The launch was ugly. Aerodrome insiders bought VVV before the public announcement — $50K into $1M in under an hour. Team-linked wallets received tokens four days pre-launch. Team members sold 1% of supply on day one. After public backlash, Venice re-bought and burned those tokens. VVV still cratered 88% from its all-time high of $22.58 to $0.92 by November. Bitget reported that Binance perpetual futures listings became a "death trap" enabling aggressive shorting. The stain is real.
There's no governance. No DAO. No token holder votes. Voorhees is CEO, sole investor, largest holder. His word is the only constraint.
The privacy claims are unaudited. Venice says verification is a priority. Today, you're trusting the description.
Venice doesn't train models. It routes to them. If OpenAI, Anthropic, or Google restrict API access, the offering shrinks. The moat is privacy plus tokenomics, not the model layer.
These risks are real and I'm not minimizing them. But I also want to be honest about what they imply about the price: VVV at $160 million market cap, for a platform doing $50 million in annualized revenue with 1.3 million users, listed on Coinbase, at the intersection of three dominant narratives — that's not a valuation reflecting optimism. That's a valuation reflecting a market that has already priced in maximum skepticism.
The thing I keep circling back to is the convergence.
Render Network: $3 billion+, GPU marketplace, no consumer AI product, no privacy. Bittensor: $3 billion+, decentralized ML, no consumer app, no revenue. Fetch.ai: $2 billion+, AI agent framework, mostly speculative. Zcash: $3.9 billion, private payments, one feature, no product revenue. Venice: $160 million.
And then there's the coiled spring underneath the whole position. ETH is at roughly $2,000 — down over 50% from its all-time high, six consecutive red months, Bloomberg reporting its lowest level since last April. VVV lives on Base, Coinbase's L2. Its deepest liquidity is the VVV/ETH pair on Aerodrome. Most of its volume flows through ETH-denominated pairs.
In crypto bull markets, capital cascades: BTC first, then ETH, then L2 ecosystem tokens, then small-cap plays on hot L2s. VVV sits at the very end of that amplification chain. ETH doesn't even need to do anything dramatic — a return to its prior all-time high is a 2x, and small-cap tokens on an L2 during a bull cycle routinely do 3-5x the base layer's move.
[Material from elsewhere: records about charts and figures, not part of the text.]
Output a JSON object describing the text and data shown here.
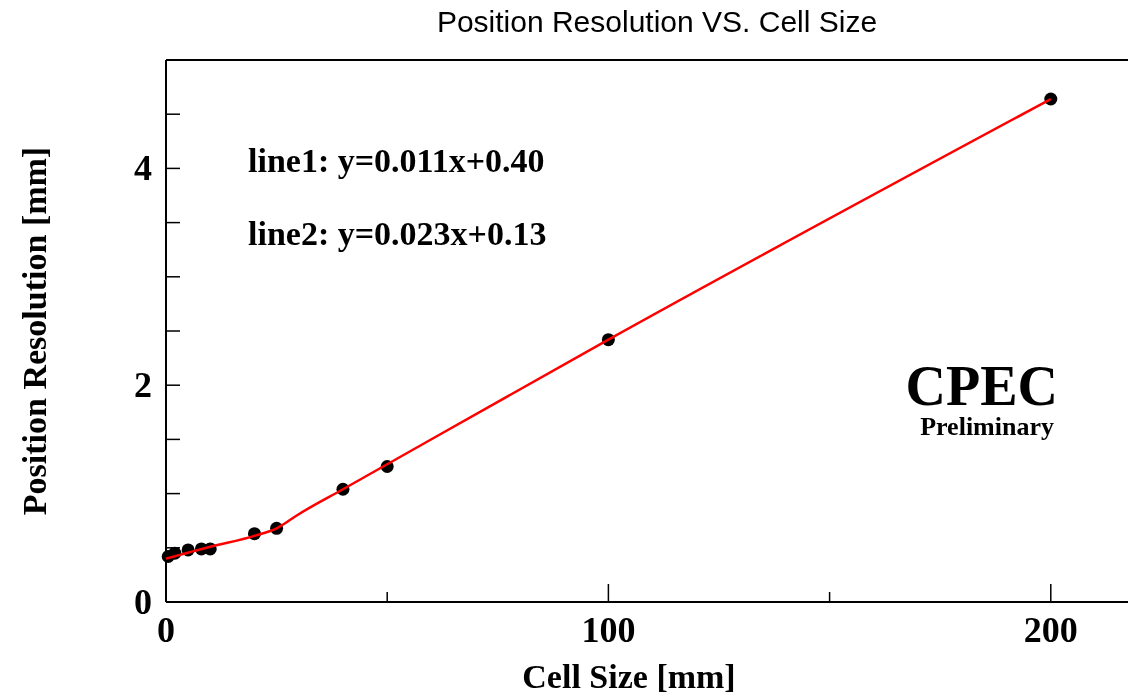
{
  "chart_data": {
    "type": "scatter",
    "title": "Position Resolution VS. Cell Size",
    "xlabel": "Cell Size [mm]",
    "ylabel": "Position Resolution [mm]",
    "x": [
      0.5,
      2,
      5,
      8,
      10,
      20,
      25,
      40,
      50,
      100,
      200
    ],
    "series": [
      {
        "color": "#000000",
        "marker": "circle",
        "values": [
          0.42,
          0.45,
          0.48,
          0.49,
          0.49,
          0.63,
          0.68,
          1.04,
          1.25,
          2.42,
          4.64
        ]
      },
      {
        "type": "line",
        "color": "#ff0000",
        "marker": "none",
        "line_style": "solid",
        "x": [
          0,
          10,
          20,
          25,
          30,
          40,
          100,
          200
        ],
        "values": [
          0.4,
          0.51,
          0.61,
          0.68,
          0.81,
          1.04,
          2.42,
          4.64
        ]
      }
    ],
    "xlim": [
      0,
      217
    ],
    "ylim": [
      0,
      5
    ],
    "xticks": [
      0,
      {
        "value": 50,
        "label": null
      },
      100,
      {
        "value": 150,
        "label": null
      },
      200
    ],
    "yticks": [
      0,
      {
        "value": 0.5,
        "label": null
      },
      {
        "value": 1,
        "label": null
      },
      {
        "value": 1.5,
        "label": null
      },
      2,
      {
        "value": 2.5,
        "label": null
      },
      {
        "value": 3,
        "label": null
      },
      {
        "value": 3.5,
        "label": null
      },
      4,
      {
        "value": 4.5,
        "label": null
      }
    ],
    "annotations": [
      "line1: y=0.011x+0.40",
      "line2: y=0.023x+0.13",
      "CPEC",
      "Preliminary"
    ],
    "grid": false
  }
}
VVV was also the first token in history to airdrop directly to AI agents — 25% of its genesis supply went to protocol accounts for Virtuals, Luna, aixbt, VaderAI, and Coinbase AgentKit developers. Venice has no KYC, uses the OpenAI API spec (so any agent built for OpenAI works with Venice), and charges zero per request when you stake. Voorhees has framed it simply: if you had to pay for every email in the 90s, email wouldn't have taken off. Venice brings the cost of inference for agents to zero.
So you have: the privacy narrative (proven by ZEC's 1,500% run), the AI narrative (proven by every valuation in tech for the past two years), the tokenized compute narrative (described by Altman, built by Venice), the ETH recovery trade (coiled at 2-year lows), and the agent economy (nascent but structurally inevitable) — all converging on a single $160 million token that barely registers on social media and that almost nobody in crypto seems to be discussing.
Either this is the most convergent setup in crypto right now, or the risks I described above are being correctly priced as near-certainties, and the market is smarter than I am.
This is research, not financial advice. Crypto is volatile. You can lose everything. The author holds positions in assets discussed. Do your own work.